Trasformazione che i Cabaret Voltaire hanno saputo accompagnare dal punto di vista musicale, inglobando elementi provocatori, post-industriali, sghembi, crudi e disumanizzanti all’interno delle loro trame sonore e dando vita a un immaginario collettivo obliquo ed estraniante e a una poetica di matrice elettronica che fosse, allo stesso tempo, innovativa, imprevedibile ed in grado di dare un senso di continuità alle ossessioni primordiali dei Velvet Underground, di Andy Warhol, di William Burroughs, del Dadaismo e della Beat Generation, unendo tempi, modi e luoghi distanti tra loro. Unione resa possibile attraverso la manipolazione del rumore, dei respiri, dei battiti, delle voci, delle narrazioni collettive che, da sempre, contraddistinguono e caratterizzano le diverse epoche storiche dello sviluppo umano. Un atteggiamento vivido e pulsante che ritroviamo nell’attuale scena post-punk, nelle sue ritmiche abrasive ed estranianti, nelle sue blasfemie politiche, nella tendenza a inglobare e fare proprie ritmiche techno, dub ed house, denudando tutta l’ipocrisia e la falsa solidarietà che, sovente, si cela dietro i nostri comportamenti. Tutto ciò rende i Cabaret Voltaire estremamente e visceralmente attuali.

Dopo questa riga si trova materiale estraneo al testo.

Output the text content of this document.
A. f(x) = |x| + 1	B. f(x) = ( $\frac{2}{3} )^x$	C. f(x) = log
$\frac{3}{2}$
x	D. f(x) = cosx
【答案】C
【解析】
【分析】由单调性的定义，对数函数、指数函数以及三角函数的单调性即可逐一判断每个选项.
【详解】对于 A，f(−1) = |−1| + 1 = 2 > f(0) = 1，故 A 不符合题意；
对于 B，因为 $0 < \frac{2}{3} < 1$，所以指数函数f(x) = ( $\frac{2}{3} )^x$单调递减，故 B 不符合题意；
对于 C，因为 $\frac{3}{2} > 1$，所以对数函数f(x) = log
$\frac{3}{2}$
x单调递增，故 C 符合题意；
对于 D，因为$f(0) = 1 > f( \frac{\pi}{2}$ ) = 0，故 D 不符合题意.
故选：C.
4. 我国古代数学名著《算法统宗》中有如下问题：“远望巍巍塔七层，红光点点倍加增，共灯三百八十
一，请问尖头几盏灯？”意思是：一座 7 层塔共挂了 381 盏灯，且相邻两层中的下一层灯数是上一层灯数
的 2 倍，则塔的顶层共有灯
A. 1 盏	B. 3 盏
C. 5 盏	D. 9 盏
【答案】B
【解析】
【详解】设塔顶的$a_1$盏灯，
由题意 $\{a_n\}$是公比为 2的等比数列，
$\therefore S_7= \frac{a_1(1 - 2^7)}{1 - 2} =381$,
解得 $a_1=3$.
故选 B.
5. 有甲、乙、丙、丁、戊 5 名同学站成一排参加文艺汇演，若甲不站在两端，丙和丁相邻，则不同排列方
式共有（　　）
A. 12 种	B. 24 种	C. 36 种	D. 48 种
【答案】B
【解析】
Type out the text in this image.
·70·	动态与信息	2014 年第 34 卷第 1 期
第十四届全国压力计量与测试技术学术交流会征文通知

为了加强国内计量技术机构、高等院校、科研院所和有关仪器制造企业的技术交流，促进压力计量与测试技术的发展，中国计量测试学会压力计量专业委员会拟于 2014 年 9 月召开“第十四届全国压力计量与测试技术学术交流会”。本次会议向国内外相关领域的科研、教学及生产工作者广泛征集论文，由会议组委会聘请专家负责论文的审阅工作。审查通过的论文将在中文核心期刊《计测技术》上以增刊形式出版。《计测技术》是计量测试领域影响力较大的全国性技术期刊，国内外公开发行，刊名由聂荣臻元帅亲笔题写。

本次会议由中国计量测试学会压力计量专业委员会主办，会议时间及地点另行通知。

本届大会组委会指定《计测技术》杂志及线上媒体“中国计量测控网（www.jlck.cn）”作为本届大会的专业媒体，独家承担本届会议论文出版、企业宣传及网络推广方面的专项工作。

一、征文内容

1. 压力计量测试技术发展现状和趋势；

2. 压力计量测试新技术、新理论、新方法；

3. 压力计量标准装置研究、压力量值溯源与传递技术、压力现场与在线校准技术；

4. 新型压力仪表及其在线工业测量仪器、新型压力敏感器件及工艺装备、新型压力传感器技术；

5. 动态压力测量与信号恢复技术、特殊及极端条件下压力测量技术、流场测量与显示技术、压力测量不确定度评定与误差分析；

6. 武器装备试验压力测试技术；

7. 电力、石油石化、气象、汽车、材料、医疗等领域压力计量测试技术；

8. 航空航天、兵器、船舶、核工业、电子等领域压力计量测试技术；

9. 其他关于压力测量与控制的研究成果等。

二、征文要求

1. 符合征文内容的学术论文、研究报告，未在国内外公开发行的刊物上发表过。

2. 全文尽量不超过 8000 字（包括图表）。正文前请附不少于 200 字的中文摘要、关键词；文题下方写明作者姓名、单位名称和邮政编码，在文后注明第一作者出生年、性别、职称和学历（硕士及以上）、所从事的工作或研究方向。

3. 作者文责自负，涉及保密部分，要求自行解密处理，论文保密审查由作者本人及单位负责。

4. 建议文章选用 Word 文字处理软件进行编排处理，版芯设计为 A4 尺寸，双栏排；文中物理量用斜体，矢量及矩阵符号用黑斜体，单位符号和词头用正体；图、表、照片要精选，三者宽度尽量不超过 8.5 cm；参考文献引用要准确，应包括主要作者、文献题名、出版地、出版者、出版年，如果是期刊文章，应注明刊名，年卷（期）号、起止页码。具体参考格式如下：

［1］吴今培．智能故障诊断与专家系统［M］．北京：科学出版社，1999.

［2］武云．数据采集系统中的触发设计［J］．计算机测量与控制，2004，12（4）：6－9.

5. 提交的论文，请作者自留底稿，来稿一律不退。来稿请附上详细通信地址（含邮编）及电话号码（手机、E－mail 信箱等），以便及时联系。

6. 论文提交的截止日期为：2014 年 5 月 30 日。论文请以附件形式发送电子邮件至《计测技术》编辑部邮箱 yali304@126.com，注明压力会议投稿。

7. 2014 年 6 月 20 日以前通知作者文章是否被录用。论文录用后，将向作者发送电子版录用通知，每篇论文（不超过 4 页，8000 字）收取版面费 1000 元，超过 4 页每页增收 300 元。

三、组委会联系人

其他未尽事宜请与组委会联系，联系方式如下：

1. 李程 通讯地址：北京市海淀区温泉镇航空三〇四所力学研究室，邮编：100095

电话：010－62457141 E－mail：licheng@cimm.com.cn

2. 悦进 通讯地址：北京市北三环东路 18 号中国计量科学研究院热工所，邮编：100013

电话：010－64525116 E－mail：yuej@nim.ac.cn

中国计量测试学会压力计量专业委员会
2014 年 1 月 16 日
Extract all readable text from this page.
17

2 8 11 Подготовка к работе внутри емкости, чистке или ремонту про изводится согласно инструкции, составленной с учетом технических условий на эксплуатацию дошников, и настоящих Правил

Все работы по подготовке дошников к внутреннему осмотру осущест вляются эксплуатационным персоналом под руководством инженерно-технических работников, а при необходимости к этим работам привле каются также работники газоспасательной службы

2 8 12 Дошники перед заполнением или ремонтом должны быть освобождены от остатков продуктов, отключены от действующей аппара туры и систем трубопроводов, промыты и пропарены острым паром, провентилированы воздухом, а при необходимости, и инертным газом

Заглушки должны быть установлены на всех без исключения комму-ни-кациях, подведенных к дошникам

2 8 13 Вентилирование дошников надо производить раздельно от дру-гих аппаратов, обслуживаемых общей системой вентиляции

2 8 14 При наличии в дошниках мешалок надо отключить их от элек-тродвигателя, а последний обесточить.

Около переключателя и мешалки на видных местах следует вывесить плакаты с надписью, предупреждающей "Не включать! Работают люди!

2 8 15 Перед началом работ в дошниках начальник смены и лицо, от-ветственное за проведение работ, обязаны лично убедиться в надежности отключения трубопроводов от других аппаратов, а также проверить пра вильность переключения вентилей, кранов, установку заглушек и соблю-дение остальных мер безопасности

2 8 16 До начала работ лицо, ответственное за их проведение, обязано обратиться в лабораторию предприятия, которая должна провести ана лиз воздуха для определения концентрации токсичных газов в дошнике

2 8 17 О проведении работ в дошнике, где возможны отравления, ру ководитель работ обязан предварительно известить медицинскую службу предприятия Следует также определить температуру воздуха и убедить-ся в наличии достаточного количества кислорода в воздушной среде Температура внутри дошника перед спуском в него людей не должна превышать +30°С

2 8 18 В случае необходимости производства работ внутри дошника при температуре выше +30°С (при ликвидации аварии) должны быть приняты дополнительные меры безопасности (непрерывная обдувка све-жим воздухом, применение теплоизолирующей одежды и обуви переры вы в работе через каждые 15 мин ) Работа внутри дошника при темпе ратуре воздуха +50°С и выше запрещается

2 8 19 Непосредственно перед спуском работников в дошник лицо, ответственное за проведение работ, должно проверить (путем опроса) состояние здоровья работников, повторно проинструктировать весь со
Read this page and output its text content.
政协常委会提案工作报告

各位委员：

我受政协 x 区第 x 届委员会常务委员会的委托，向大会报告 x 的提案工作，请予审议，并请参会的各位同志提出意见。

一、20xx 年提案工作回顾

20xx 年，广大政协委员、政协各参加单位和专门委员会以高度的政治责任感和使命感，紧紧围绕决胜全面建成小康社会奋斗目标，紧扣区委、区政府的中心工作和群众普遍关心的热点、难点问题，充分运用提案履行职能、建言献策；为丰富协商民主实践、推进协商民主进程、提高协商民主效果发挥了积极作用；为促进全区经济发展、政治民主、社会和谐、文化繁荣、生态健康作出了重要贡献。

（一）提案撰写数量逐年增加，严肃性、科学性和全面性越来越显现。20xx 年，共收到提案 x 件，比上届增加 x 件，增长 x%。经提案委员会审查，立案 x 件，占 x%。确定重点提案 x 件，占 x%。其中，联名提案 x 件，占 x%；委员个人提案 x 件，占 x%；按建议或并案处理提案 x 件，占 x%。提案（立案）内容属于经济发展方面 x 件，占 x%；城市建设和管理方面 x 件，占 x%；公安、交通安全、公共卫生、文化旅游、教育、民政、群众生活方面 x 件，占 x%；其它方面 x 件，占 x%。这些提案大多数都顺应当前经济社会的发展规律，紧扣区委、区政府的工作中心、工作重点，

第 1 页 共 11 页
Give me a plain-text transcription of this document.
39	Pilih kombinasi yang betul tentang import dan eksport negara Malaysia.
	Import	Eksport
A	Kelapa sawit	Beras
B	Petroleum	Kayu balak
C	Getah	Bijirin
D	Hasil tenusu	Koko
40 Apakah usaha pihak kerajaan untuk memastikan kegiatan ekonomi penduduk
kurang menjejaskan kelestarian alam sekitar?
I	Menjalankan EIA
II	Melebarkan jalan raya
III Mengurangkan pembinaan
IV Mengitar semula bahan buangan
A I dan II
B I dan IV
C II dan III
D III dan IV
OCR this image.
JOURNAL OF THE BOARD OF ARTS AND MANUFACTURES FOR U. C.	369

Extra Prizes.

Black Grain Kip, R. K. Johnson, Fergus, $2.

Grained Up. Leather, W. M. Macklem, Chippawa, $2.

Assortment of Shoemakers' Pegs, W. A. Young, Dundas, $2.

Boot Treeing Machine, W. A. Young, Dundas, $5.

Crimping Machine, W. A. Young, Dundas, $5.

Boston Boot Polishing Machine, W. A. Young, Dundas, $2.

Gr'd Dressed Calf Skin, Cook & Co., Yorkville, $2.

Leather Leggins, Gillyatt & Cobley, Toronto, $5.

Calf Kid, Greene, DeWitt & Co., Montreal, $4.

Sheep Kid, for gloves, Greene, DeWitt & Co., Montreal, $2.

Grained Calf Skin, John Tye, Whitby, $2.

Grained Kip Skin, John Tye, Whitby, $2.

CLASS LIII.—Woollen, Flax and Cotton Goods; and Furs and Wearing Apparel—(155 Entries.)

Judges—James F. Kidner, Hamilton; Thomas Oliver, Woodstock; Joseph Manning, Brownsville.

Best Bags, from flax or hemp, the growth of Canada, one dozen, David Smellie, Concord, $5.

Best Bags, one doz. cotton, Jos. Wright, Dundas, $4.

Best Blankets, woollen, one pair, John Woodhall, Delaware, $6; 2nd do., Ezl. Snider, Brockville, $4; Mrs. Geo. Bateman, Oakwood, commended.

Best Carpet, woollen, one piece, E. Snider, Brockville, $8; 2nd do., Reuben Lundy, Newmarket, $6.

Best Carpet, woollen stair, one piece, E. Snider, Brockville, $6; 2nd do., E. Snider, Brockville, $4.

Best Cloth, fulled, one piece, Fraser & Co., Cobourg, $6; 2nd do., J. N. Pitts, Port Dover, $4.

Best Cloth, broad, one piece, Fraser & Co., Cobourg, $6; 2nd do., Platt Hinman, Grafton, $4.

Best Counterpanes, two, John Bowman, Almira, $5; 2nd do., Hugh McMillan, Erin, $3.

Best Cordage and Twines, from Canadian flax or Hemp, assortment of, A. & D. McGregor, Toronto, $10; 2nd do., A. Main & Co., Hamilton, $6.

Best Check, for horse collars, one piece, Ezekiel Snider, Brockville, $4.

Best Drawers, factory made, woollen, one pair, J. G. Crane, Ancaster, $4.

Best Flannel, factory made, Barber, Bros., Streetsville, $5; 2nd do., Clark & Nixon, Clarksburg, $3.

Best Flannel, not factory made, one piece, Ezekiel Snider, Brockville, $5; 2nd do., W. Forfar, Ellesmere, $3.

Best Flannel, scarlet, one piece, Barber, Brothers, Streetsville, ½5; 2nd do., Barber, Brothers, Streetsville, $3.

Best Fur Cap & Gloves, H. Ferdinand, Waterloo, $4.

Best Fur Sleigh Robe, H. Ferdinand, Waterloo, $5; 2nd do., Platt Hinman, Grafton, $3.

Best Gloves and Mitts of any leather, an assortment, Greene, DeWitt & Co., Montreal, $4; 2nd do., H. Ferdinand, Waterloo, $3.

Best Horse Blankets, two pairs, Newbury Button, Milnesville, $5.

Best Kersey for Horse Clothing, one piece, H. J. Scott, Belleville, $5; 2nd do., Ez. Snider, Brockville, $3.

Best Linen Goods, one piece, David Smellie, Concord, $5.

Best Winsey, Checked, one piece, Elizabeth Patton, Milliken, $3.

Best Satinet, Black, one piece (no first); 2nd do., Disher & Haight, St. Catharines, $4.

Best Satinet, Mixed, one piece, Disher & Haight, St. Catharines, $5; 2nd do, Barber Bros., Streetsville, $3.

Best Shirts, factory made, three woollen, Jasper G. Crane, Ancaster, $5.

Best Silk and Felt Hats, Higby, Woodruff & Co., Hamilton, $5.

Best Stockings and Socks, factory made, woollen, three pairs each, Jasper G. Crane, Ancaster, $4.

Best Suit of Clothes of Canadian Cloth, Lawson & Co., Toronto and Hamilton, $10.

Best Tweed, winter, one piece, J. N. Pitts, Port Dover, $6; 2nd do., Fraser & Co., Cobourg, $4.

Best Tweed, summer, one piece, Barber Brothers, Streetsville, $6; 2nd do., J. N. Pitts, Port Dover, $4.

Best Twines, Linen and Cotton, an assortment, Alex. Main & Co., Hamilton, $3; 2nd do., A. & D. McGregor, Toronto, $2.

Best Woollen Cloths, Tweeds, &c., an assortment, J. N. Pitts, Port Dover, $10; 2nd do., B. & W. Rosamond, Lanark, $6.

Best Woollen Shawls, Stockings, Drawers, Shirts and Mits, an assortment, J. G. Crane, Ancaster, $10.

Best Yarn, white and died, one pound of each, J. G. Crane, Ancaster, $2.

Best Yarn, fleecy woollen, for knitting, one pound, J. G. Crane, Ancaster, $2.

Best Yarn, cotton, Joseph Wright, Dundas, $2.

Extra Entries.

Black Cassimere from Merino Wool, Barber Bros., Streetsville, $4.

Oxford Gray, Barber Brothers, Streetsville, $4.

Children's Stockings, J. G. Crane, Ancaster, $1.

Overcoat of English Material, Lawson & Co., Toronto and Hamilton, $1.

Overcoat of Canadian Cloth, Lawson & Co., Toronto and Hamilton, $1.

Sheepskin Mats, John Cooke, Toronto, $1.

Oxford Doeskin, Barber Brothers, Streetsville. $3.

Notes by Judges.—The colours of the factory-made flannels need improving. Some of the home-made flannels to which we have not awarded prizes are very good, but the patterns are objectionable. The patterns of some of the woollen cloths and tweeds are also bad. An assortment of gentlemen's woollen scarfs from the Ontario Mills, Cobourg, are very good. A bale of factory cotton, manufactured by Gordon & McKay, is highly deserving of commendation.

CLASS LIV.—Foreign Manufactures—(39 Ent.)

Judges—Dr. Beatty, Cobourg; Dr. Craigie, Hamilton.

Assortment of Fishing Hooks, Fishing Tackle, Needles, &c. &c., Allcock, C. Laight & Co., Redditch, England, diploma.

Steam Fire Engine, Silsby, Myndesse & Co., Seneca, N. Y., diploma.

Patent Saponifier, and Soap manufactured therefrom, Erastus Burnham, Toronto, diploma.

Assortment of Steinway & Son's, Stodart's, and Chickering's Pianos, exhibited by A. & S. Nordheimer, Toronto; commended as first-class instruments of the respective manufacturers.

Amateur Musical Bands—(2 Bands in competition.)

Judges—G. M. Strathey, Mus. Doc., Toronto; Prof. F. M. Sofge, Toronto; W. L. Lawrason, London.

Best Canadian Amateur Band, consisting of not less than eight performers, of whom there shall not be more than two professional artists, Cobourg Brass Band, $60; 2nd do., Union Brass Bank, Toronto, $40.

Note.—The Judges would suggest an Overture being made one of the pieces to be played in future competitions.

Perdersi nei meandri di “Nag, Nag, Nag”, seguire i beat claustrofobici dei loro brani, è come nuotare in un buco nero, è come riassaporare idee e pensieri che credevamo di aver sconfitto definitivamente, è come aprirsi al dolore. Ma, allo stesso tempo, se ne ha la consapevolezza, perché quella dei Cabaret Voltaire non è solo una provocazione fine a sé stessa, ma è in gioco il nostro spirito critico, la necessità di avere un risveglio politico e sociale, nonché il bisogno di esprimere un diritto fondamentale dell’essere umano, quello alla verità. Senza verità non esisterà alcun passato, nessuna storia da raccontare, nessuna lezione dalla quale poter trarre un monito o un insegnamento e se non esisterà il passato, il presente sarà un tempo fasullo e una semplice caricatura di sé stesso, ed il futuro non potrà mai arrivare.